Though invisible to the human eye, ultraviolet (UV) light has a range of uses, categorised on the types of rays used and all based on wavelength.
UV-C radiation, which is based on very-short wavelengths below 280 nm, has been proven as a means of disinfection for more than 100 years, winning a Nobel Prize in 1903 .
Given the environmental and economic challenges, there should already be plenty of incentive to deploy these more commonly throughout the healthcare system and adopt re-usable RPE to achieve the safety, environmental and economic targets that are currently being missed
For most of that time, UV-C has been an effective-but-often-impractical solution to deploy in decontamination chambers.
Today, however, it is possible to utilise UV-C disinfection in a quick and efficient manner using a combination of the latest LED technology, advanced optics, and 3D CAD modelling.
Dr Davies explains: “By implementing compact and portable UV-C disinfection chambers around hospitals, medical practices, or wherever necessary, health workers can gain access to reusable PPE.
It is estimated that the NHS and social care sectors spent roughly £500m on disposable respiratory protective equipment in 2020 alone
“A small chamber, smaller than a microwave, that can be placed on a benchtop, is now a possibility.
“Healthcare staff simply need to place their respirators inside the chamber, select the correct programme, and seconds later the item will be disinfected.

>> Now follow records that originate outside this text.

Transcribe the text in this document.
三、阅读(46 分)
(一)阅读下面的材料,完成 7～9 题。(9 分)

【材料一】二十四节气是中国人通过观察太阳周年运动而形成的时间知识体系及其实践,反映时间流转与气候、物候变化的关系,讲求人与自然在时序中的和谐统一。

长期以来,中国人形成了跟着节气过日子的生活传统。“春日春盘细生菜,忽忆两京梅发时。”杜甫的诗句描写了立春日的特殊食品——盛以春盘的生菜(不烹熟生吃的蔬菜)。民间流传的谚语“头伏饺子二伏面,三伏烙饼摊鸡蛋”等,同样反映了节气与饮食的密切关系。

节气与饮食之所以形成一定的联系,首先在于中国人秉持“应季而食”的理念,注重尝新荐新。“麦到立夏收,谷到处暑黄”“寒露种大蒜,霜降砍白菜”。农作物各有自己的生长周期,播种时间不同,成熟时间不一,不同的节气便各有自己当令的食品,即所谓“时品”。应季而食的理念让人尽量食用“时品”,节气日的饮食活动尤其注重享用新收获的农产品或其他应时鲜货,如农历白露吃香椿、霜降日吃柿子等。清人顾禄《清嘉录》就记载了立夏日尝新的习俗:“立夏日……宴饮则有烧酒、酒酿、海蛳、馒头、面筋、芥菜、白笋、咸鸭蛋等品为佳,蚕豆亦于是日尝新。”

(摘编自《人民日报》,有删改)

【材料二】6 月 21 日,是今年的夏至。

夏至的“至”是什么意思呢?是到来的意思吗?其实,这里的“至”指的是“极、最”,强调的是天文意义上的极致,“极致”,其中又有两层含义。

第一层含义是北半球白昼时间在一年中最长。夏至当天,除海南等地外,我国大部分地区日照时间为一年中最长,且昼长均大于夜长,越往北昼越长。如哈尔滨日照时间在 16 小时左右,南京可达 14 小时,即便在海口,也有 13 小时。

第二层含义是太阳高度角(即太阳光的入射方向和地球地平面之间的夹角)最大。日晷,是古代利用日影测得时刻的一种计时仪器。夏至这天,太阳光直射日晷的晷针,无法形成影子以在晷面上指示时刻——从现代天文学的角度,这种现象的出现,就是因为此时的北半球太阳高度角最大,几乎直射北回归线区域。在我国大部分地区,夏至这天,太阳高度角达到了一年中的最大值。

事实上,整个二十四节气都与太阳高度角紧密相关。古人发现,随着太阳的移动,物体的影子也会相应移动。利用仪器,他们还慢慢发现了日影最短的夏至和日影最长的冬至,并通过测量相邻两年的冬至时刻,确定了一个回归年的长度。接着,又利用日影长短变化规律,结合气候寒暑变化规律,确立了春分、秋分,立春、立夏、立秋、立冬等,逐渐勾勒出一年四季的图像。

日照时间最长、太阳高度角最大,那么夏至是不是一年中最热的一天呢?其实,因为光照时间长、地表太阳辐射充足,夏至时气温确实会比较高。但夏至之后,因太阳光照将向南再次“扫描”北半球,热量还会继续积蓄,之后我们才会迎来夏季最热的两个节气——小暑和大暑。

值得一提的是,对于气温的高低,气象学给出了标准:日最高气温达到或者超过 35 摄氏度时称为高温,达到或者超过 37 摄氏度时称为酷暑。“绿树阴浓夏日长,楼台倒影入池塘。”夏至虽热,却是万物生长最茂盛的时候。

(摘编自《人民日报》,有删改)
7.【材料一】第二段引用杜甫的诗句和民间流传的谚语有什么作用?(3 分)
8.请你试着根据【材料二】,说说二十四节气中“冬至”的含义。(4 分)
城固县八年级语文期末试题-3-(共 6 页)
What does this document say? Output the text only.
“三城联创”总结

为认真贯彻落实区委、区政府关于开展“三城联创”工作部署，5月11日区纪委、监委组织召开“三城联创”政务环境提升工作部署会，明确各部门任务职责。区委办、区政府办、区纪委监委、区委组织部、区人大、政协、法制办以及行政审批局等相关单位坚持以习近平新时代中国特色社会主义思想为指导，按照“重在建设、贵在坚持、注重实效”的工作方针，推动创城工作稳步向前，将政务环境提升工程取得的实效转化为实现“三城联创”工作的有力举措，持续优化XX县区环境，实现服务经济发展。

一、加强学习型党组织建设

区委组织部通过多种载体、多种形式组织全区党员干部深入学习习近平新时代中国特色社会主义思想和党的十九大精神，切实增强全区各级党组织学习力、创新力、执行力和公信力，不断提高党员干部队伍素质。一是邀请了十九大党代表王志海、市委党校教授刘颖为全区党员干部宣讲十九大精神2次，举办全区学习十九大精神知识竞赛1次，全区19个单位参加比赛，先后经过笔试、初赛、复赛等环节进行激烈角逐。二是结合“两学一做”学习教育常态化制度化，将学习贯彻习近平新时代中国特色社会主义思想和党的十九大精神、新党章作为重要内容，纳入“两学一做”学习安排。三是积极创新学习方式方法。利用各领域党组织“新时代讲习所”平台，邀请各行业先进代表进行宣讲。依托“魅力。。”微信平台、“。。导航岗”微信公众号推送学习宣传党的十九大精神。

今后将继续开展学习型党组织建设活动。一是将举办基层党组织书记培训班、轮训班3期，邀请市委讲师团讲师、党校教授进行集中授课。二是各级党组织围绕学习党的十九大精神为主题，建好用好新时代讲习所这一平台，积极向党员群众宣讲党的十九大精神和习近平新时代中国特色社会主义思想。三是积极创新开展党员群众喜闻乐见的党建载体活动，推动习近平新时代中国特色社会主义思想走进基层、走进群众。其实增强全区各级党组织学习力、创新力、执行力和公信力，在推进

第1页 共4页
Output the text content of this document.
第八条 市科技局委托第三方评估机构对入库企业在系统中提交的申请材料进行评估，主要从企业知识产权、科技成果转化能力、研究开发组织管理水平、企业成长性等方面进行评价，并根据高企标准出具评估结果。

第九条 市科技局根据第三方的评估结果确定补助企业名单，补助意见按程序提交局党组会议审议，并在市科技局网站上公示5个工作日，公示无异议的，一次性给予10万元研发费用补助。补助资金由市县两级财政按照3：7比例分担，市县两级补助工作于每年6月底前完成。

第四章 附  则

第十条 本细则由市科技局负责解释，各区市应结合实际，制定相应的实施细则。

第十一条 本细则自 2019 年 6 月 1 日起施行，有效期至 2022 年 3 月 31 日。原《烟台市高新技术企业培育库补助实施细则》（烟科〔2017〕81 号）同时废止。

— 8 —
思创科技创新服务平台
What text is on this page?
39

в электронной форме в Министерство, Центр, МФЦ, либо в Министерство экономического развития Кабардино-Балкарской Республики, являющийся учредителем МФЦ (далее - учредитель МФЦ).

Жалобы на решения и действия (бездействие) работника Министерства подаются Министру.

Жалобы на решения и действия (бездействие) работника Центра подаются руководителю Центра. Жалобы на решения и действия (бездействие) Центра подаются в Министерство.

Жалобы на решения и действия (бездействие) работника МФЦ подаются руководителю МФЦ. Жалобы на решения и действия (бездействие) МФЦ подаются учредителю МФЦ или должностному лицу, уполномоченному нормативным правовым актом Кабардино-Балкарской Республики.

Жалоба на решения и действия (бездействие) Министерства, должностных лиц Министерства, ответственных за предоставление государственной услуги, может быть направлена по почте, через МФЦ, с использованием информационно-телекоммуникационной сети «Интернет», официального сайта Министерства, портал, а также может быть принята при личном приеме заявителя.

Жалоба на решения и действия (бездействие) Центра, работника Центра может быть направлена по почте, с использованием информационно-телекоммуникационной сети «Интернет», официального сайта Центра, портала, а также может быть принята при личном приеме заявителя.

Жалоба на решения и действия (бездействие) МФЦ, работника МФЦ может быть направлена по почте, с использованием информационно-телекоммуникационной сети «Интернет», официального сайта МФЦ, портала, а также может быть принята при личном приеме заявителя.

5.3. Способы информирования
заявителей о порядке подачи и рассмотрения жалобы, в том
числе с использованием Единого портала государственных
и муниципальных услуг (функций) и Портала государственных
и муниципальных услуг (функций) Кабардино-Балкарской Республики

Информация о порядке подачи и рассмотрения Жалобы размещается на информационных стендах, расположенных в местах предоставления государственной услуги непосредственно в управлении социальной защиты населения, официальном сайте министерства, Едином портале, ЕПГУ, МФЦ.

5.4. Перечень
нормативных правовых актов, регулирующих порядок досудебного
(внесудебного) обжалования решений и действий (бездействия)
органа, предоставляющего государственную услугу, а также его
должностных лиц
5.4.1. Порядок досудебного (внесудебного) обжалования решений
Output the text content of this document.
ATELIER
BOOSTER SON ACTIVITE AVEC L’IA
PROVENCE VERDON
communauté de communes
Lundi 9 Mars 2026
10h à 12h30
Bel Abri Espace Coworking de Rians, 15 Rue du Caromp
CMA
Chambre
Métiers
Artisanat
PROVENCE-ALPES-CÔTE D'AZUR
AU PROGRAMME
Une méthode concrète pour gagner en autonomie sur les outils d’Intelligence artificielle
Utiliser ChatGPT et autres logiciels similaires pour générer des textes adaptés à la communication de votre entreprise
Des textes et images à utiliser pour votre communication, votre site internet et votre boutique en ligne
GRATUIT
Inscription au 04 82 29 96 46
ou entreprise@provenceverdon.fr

“Advanced optics that work with the LED chips allow the UV-C radiation to be directed to previously-difficult-to-reach parts of the surface of the RPE.
Optical modelling techniques can combine with 3D CAD models of the masks, using laboratory data as evidence to predict the time needed for effective decontamination.
“This is available in an affordable package available at the point of use, negating the need to move potentially-contaminated RPE around the facility.
“Additionally, programmes can be automated and tailored to the item being treated, making each decontamination event repeatable and traceable.”
As we emerge from the pandemic and continue to recover, there are opportunities to learn lessons so that a positive legacy can at least be achieved from a disastrous period in our history
And UV-C disinfection is not exclusive to RPE.
It can be used to disinfect a wide range of products - dental implements, stethoscopes, anything that might need disinfecting.
“The entire healthcare sector can benefit from a low-cost, long-term alternative to the current wasteful processes,” said Dr Davies.
He adds: “As we emerge from the pandemic and continue to recover, there are opportunities to learn lessons so that a positive legacy can at least be achieved from a disastrous period in our history.
“The healthcare industry now has the opportunity to adopt innovative solutions that dramatically improve the safety of its workers.
“Re-usable RPE and UV-C disinfection can be steps in the right direction, but the onus is on the entire sector to continue to push the envelope of innovation and continue to improve processes that make healthcare excel.”